I think life is a totally different thing as compared to other things. I'm not a Cristian but I feel life is a" god-gigiven gift".....sorry I can't tell you exactly what I want to say..

122 名前: 名無しさん@日本語勉強中 : 2007-11-23 18:46 ID:/nkDZ0Yq

>>120

I'm American, consider myself a moderate conservative (the kicker is, I'm not sure I believe in god), and I agree with you on the issue. If a patient is in enormous pain (extreme old-age, but bed-ridden, etc.), or is suffering from a terminal illness, being able to choose their time seems (I think) to be the compassionate and rational thing to do. They should be able to die peacefully, with dignity, and surrounded by their family members and good friends. I am interested to hear other sides of the issue, though.

123 名前: 名無しさん@日本語勉強中 : 2007-11-25 07:25 ID:jSgJqCeg

>>118

>In our country there is so much English media now that most people learn the basics at a young age

What about anime?

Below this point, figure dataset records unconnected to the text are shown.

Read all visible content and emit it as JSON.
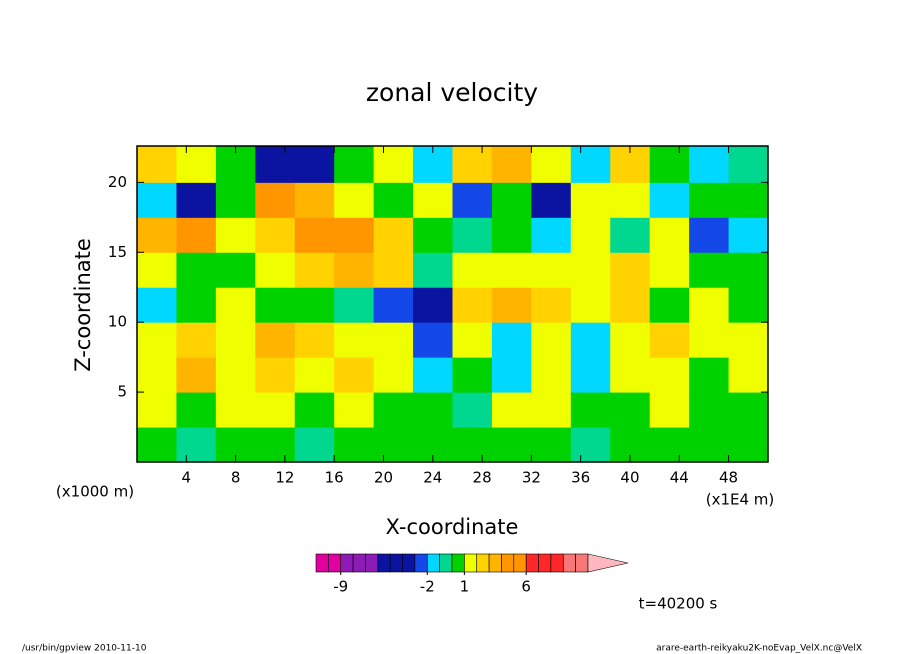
{
  "chart_data": {
    "type": "contour",
    "title": "zonal velocity",
    "x_label": "X-coordinate",
    "y_label": "Z-coordinate",
    "x_unit_left": "(x1000 m)",
    "x_unit_right": "(x1E4 m)",
    "time_label": "t=40200 s",
    "footer_left": "/usr/bin/gpview   2010-11-10",
    "footer_right": "arare-earth-reikyaku2K-noEvap_VelX.nc@VelX",
    "xlim": [
      0,
      51.2
    ],
    "ylim": [
      0,
      22.6
    ],
    "xticks": [
      4,
      8,
      12,
      16,
      20,
      24,
      28,
      32,
      36,
      40,
      44,
      48
    ],
    "yticks": [
      5,
      10,
      15,
      20
    ],
    "levels": [
      -11,
      -10,
      -9,
      -8,
      -7,
      -6,
      -5,
      -4,
      -3,
      -2,
      -1,
      0,
      1,
      2,
      3,
      4,
      5,
      6,
      7,
      8,
      9,
      10,
      11
    ],
    "colors": [
      "#e000a0",
      "#e000a0",
      "#8c1cb4",
      "#8c1cb4",
      "#8c1cb4",
      "#0a14a0",
      "#0a14a0",
      "#0a14a0",
      "#1448e8",
      "#00d8ff",
      "#00d890",
      "#00d200",
      "#f0ff00",
      "#ffd200",
      "#ffb400",
      "#ff9600",
      "#ff9600",
      "#ff2828",
      "#ff2828",
      "#ff2828",
      "#f87878",
      "#f87878"
    ],
    "extend_color": "#ffb8c0",
    "cbar_ticks": [
      -9,
      -2,
      1,
      6
    ],
    "field": {
      "x": [
        1.6,
        4.8,
        8,
        11.2,
        14.4,
        17.6,
        20.8,
        24,
        27.2,
        30.4,
        33.6,
        36.8,
        40,
        43.2,
        46.4,
        49.6
      ],
      "z": [
        1.25,
        3.75,
        6.25,
        8.75,
        11.25,
        13.75,
        16.25,
        18.75,
        21.25
      ],
      "values": [
        [
          0.5,
          -0.5,
          0.5,
          0.5,
          -0.5,
          0.5,
          0.5,
          0.5,
          0.5,
          0.5,
          0.5,
          -0.5,
          0.5,
          0.5,
          0.5,
          0.5
        ],
        [
          1.5,
          0.5,
          1.5,
          1.5,
          0.5,
          1.5,
          0.5,
          0.5,
          -0.5,
          1.5,
          1.5,
          0.5,
          0.5,
          1.5,
          0.5,
          0.5
        ],
        [
          1.5,
          3.5,
          1.5,
          2.5,
          1.5,
          2.5,
          1.5,
          -1.5,
          0.5,
          -1.5,
          1.5,
          -1.5,
          1.5,
          1.5,
          0.5,
          1.5
        ],
        [
          1.5,
          2.5,
          1.5,
          3.5,
          2.5,
          1.5,
          1.5,
          -2.5,
          1.5,
          -1.5,
          1.5,
          -1.5,
          1.5,
          2.5,
          1.5,
          1.5
        ],
        [
          -1.5,
          0.5,
          1.5,
          0.5,
          0.5,
          -0.5,
          -2.5,
          -6,
          2.5,
          3.5,
          2.5,
          1.5,
          2.5,
          0.5,
          1.5,
          0.5
        ],
        [
          1.5,
          0.5,
          0.5,
          1.5,
          2.5,
          3.5,
          2.5,
          -0.5,
          1.5,
          1.5,
          1.5,
          1.5,
          2.5,
          1.5,
          0.5,
          0.5
        ],
        [
          3.5,
          4.5,
          1.5,
          2.5,
          4.5,
          4.5,
          2.5,
          0.5,
          -0.5,
          0.5,
          -1.5,
          1.5,
          -0.5,
          1.5,
          -2.5,
          -1.5
        ],
        [
          -1.5,
          -4,
          0.5,
          4.5,
          3.5,
          1.5,
          0.5,
          1.5,
          -2.5,
          0.5,
          -3.5,
          1.5,
          1.5,
          -1.5,
          0.5,
          0.5
        ],
        [
          2.5,
          1.5,
          0.5,
          -4,
          -5,
          0.5,
          1.5,
          -1.5,
          2.5,
          3.5,
          1.5,
          -1.5,
          2.5,
          0.5,
          -1.5,
          -0.5
        ]
      ]
    }
  }
}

I think Romanace language countries (e.g., Italy, France) have been front-runners of anime importers in Europe for a long time. How about Holland?

124 名前: 名無しさん@日本語勉強中 : 2007-11-25 20:00 ID:sq/PL7jp

>>123
Yes, but most of the anime on TV outside of Japan is dubbed.

125 名前: 名無しさん@日本語勉強中 : 2007-11-26 08:53 ID:jSgJqCeg

>>124
That's fine. But Dubbed in Dutch, right? So that's not English media you talked about.

126 名前: 118 : 2007-11-26 13:06 ID:ufmmnmpl

Yeah, they're mostly dubbed in Dutch, but in English sometimes too.

When I was talking about English media I meant movies, tv shows and songs on the radio.